Se liberó de él. Los centauros, aunque corrían con elegancia a campo abierto, eran ridículamente pesados en las distancias cortas.
“Si no me das el mensaje, haré que te piquen cincuenta abejas”, dijo mientras alzaba una mano como si fuera a lanzar el panal en contra suya.
“Muy bien”, respondió él intentando aparentar tranquilidad, aunque se le notaba una cierta ansiedad en la forma como miraba a las abejas. “¿Querrías peinarme la crin primero? El viento me la ha alborotado.” Dijo mientras sacaba un peine de concha de tortuga de la bolsa de piel de león que llevaba colgada del cuello.
“¿Me prometes que no volverás a besarme?”
“Te lo prometo. Por hoy.”
Para siempre.”
“Para siempre.” Dijo casi suspirando.
Deslizó el peine por su crin, aunque no le pareció que ningún pelo estuviera descolocado. Estaba endurecido con una mezcla de resina y de mirra. Después le dio una palmadita fraternal en el flanco y sintió una descarga inesperada.

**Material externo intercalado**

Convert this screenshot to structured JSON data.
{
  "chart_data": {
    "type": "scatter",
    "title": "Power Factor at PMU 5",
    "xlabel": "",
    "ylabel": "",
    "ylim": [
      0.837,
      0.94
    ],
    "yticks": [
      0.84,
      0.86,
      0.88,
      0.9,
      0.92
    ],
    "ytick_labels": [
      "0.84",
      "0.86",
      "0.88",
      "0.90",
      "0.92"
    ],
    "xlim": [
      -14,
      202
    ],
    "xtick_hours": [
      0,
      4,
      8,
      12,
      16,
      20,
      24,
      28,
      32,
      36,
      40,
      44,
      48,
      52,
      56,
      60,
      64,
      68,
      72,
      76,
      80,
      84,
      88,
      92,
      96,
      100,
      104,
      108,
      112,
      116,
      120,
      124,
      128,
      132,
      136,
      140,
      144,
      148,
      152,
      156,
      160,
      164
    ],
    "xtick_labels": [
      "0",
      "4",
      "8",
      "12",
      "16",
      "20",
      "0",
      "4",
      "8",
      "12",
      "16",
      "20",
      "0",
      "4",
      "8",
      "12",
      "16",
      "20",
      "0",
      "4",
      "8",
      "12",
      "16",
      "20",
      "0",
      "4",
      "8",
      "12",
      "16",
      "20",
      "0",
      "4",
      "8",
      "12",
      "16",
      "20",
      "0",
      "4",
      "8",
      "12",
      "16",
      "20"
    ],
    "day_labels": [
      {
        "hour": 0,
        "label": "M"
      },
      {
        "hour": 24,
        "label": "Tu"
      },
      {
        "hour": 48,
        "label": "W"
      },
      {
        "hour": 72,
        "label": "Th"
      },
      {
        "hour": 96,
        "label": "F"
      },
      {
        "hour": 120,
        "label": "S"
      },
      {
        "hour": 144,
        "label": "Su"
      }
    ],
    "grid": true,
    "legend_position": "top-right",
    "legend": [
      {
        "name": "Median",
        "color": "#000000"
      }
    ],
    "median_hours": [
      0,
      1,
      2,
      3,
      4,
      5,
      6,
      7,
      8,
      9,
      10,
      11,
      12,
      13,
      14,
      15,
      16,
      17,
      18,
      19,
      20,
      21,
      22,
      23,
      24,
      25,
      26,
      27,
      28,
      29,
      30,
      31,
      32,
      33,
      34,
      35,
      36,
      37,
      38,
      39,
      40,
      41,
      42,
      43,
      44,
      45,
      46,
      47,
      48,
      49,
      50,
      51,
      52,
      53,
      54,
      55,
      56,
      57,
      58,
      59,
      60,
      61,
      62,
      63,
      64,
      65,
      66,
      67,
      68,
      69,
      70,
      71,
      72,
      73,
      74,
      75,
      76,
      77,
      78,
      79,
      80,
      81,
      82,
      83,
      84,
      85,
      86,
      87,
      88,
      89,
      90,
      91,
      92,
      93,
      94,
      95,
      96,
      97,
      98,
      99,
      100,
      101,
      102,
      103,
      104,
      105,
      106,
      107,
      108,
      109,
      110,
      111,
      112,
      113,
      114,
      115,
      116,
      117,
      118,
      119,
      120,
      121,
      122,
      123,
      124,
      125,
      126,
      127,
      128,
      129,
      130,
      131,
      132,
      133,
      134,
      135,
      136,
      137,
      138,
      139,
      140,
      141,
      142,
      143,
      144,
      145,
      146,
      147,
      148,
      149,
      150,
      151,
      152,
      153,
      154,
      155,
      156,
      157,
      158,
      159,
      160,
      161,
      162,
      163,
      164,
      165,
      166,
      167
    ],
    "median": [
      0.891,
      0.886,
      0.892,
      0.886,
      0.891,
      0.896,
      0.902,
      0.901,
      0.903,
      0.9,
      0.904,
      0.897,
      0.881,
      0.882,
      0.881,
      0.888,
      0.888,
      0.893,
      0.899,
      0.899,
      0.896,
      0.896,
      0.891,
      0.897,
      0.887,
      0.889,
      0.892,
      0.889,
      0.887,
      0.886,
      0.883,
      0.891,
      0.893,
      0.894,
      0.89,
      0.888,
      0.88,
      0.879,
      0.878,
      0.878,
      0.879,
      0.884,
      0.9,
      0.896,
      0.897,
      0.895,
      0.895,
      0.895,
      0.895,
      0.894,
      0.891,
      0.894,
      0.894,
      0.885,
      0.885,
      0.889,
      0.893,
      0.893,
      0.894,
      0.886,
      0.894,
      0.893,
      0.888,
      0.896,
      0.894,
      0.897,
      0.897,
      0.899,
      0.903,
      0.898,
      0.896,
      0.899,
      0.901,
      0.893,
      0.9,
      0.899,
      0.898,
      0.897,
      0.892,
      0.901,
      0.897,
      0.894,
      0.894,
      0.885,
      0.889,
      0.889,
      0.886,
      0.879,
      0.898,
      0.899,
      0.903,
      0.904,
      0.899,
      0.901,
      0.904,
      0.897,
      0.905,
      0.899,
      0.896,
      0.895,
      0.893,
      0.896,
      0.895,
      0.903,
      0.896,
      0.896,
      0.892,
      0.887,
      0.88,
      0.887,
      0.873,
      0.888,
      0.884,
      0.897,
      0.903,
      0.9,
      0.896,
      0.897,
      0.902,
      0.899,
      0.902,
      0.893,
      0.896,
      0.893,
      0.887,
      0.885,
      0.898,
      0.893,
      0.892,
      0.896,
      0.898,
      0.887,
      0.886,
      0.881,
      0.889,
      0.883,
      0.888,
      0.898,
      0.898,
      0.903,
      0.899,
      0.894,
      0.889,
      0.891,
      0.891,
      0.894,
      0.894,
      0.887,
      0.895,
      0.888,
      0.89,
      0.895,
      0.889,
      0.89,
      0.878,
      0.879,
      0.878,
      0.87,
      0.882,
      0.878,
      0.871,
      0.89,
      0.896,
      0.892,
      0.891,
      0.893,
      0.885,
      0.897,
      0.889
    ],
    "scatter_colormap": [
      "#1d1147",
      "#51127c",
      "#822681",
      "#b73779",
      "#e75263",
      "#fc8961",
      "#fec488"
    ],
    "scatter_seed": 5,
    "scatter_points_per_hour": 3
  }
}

“Qué bonita estás. Pareces un jacinto.”
¿Bonita? Las flores eran bonitas. Las golondrinas. Las mariposas. Las piedras multicolores del lecho del río. Pero nadie le había aplicado esa palabra con anterioridad. Resistió la tentación que sentía de preguntarle: “¿De qué forma soy bonita? ¿Te gusta el verde de mi pelo? No es perfecto. Tiene destellos dorados producidos por el sol.”
Rápidamente retiró la mano y dijo: “¿Qué pasa con el mensaje?”
“Volumna ha convocado una reunión debajo de la higuera de Rumina.”